One of those pieces I wish I’d written! Daniel Luban responds to the Beinart piece by analyzing the Israel lobby’s effort to replace young Jews who don’t care about Israel with evangelical Christians:
I think that both supporters of Christian Zionism like [Walter Russell] Mead and critics like [Matt] Yglesias underestimate just how crucial support within the educated and affluent liberal mainstream of American Jewry has been in sustaining the special relationship; as a result, they overestimate the extent to which growing Christian Zionist support can unproblematically substitute for dwindling Jewish support. This is a case where merely looking at crude poll numbers, as Mead is fond of doing, can mislead us. For one thing, they show only breadth of support, not depth. It may be that large numbers of Christians are willing to answer “yes” to the poll question “do you support Israel?”, but this tells us very little about levels of actual commitment translating into political action. Some, like John Hagee and his followers, are no doubt exceptionally committed to the Greater Israel project, but they are by all indications a minority even among conservative evangelicals.

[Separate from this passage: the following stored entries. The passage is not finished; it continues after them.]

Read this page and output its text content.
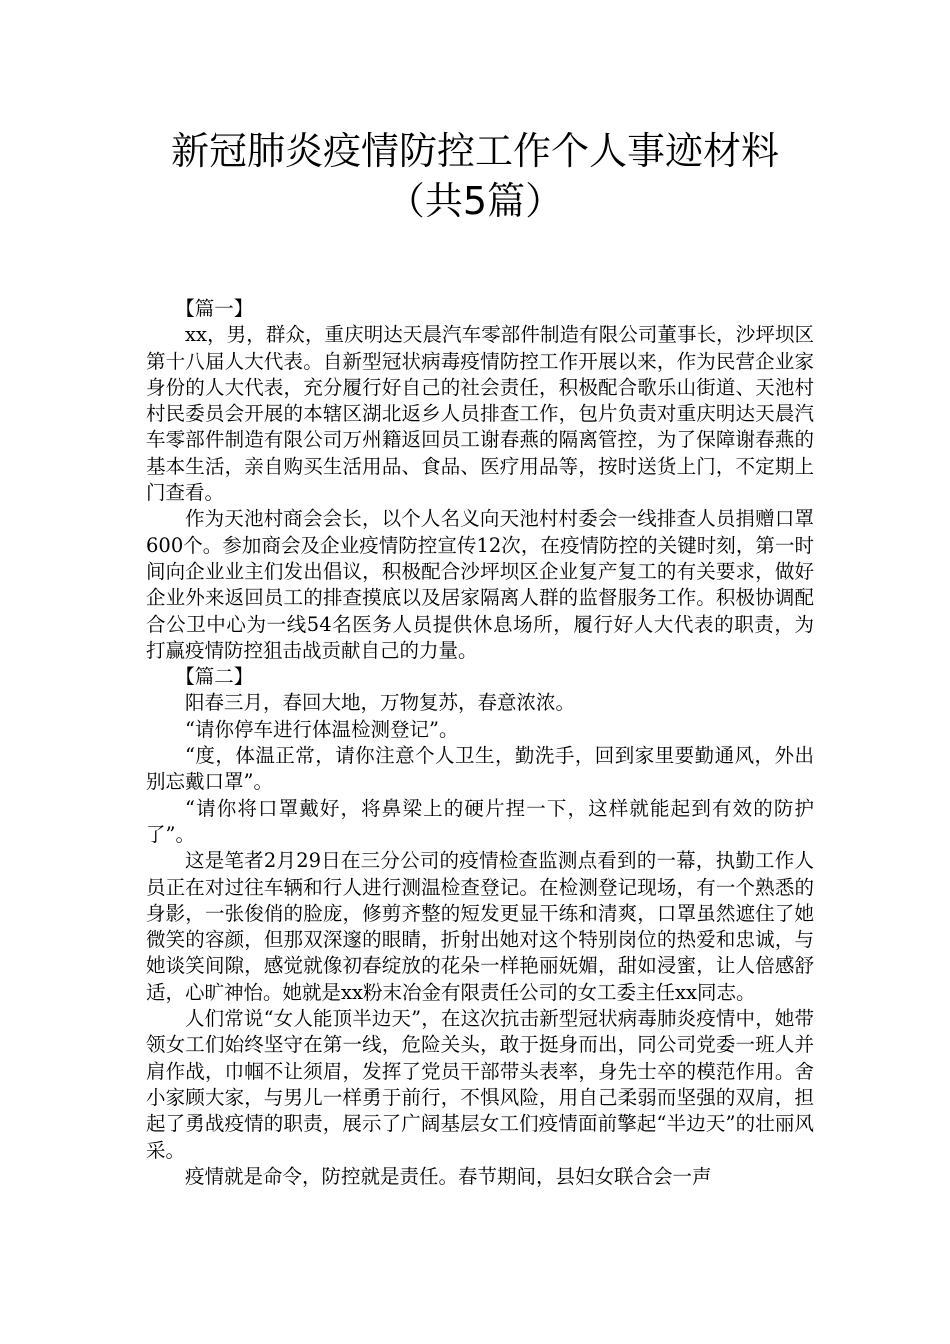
新冠肺炎疫情防控工作个人事迹材料
（共5篇）

【篇一】

xx，男，群众，重庆明达天晨汽车零部件制造有限公司董事长，沙坪坝区第十八届人大代表。自新型冠状病毒疫情防控工作开展以来，作为民营企业家身份的人大代表，充分履行好自己的社会责任，积极配合歌乐山街道、天池村村民委员会开展的本辖区湖北返乡人员排查工作，包片负责对重庆明达天晨汽车零部件制造有限公司万州籍返回员工谢春燕的隔离管控，为了保障谢春燕的基本生活，亲自购买生活用品、食品、医疗用品等，按时送货上门，不定期上门查看。

作为天池村商会会长，以个人名义向天池村村委会一线排查人员捐赠口罩600个。参加商会及企业疫情防控宣传12次，在疫情防控的关键时刻，第一时间向企业业主们发出倡议，积极配合沙坪坝区企业复产复工的有关要求，做好企业外来返回员工的排查摸底以及居家隔离人群的监督服务工作。积极协调配合公卫中心为一线54名医务人员提供休息场所，履行好人大代表的职责，为打赢疫情防控狙击战贡献自己的力量。

【篇二】

阳春三月，春回大地，万物复苏，春意浓浓。

“请你停车进行体温检测登记”。

“度，体温正常，请你注意个人卫生，勤洗手，回到家里要勤通风，外出别忘戴口罩”。

“请你将口罩戴好，将鼻梁上的硬片捏一下，这样就能起到有效的防护了”。

这是笔者2月29日在三分公司的疫情检查监测点看到的一幕，执勤工作人员正在对过往车辆和行人进行测温检查登记。在检测登记现场，有一个熟悉的身影，一张俊俏的脸庞，修剪齐整的短发更显干练和清爽，口罩虽然遮住了她微笑的容颜，但那双深邃的眼睛，折射出她对这个特别岗位的热爱和忠诚，与她谈笑间隙，感觉就像初春绽放的花朵一样艳丽妩媚，甜如浸蜜，让人倍感舒适，心旷神怡。她就是xx粉末冶金有限责任公司的女工委主任xx同志。

人们常说“女人能顶半边天”，在这次抗击新型冠状病毒肺炎疫情中，她带领女工们始终坚守在第一线，危险关头，敢于挺身而出，同公司党委一班人并肩作战，巾帼不让须眉，发挥了党员干部带头表率，身先士卒的模范作用。舍小家顾大家，与男儿一样勇于前行，不惧风险，用自己柔弱而坚强的双肩，担起了勇战疫情的职责，展示了广阔基层女工们疫情面前擎起“半边天”的壮丽风采。

疫情就是命令，防控就是责任。春节期间，县妇女联合会一声
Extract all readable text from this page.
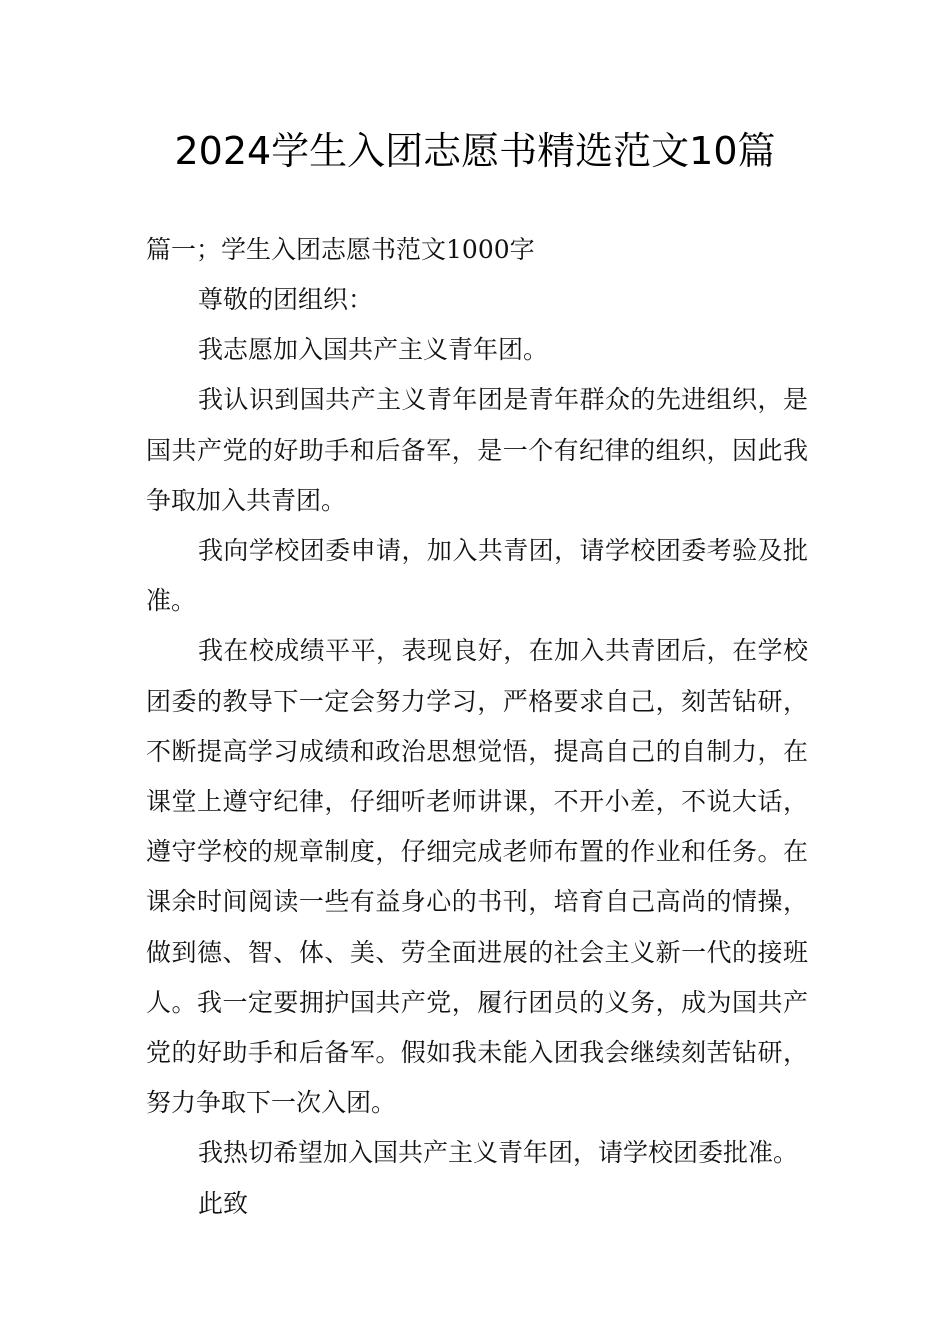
2024学生入团志愿书精选范文10篇

篇一；学生入团志愿书范文1000字

尊敬的团组织：

我志愿加入国共产主义青年团。

我认识到国共产主义青年团是青年群众的先进组织，是国共产党的好助手和后备军，是一个有纪律的组织，因此我争取加入共青团。

我向学校团委申请，加入共青团，请学校团委考验及批准。

我在校成绩平平，表现良好，在加入共青团后，在学校团委的教导下一定会努力学习，严格要求自己，刻苦钻研，不断提高学习成绩和政治思想觉悟，提高自己的自制力，在课堂上遵守纪律，仔细听老师讲课，不开小差，不说大话，遵守学校的规章制度，仔细完成老师布置的作业和任务。在课余时间阅读一些有益身心的书刊，培育自己高尚的情操，做到德、智、体、美、劳全面进展的社会主义新一代的接班人。我一定要拥护国共产党，履行团员的义务，成为国共产党的好助手和后备军。假如我未能入团我会继续刻苦钻研，努力争取下一次入团。

我热切希望加入国共产主义青年团，请学校团委批准。

此致
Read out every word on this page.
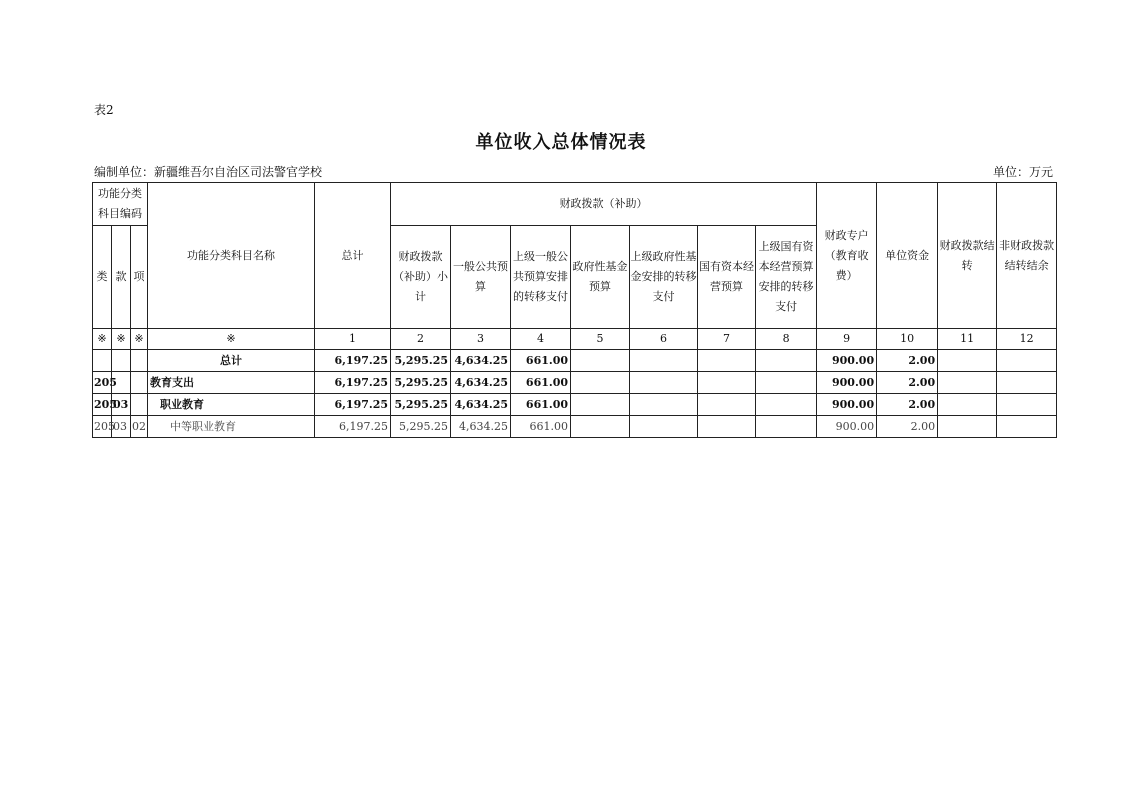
表2
单位收入总体情况表
编制单位：新疆维吾尔自治区司法警官学校	单位：万元
功能分类科目编码			功能分类科目名称	总计	财政拨款（补助）							财政专户（教育收费）	单位资金	财政拨款结转	非财政拨款结转结余
类	款	项			财政拨款（补助）小计	一般公共预算	上级一般公共预算安排的转移支付	政府性基金预算	上级政府性基金安排的转移支付	国有资本经营预算	上级国有资本经营预算安排的转移支付				
※	※	※	※	1	2	3	4	5	6	7	8	9	10	11	12
			总计	6,197.25	5,295.25	4,634.25	661.00					900.00	2.00		
205			教育支出	6,197.25	5,295.25	4,634.25	661.00					900.00	2.00		
205	03		职业教育	6,197.25	5,295.25	4,634.25	661.00					900.00	2.00		
205	03	02	中等职业教育	6,197.25	5,295.25	4,634.25	661.00					900.00	2.00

But more importantly, poll numbers fail to indicate influence. U.S. support for Israel has never been about the raw number of Israel’s supporters, but rather the fact that these supporters tended to make up an enormous part of the American political, intellectual, and economic elite. It was this influence, not raw numbers, that helped the Jewish community spearhead what Alan Dershowitz called “perhaps the most effective lobbying and fund-raising effort in the history of democracy.”
Everyone knows that Luban is right. It’s obvious. Giving the Christian Zionists any kind of parity politically on this issue is an intellectual evasion, or an effort to shift blame for our unevenhanded policy.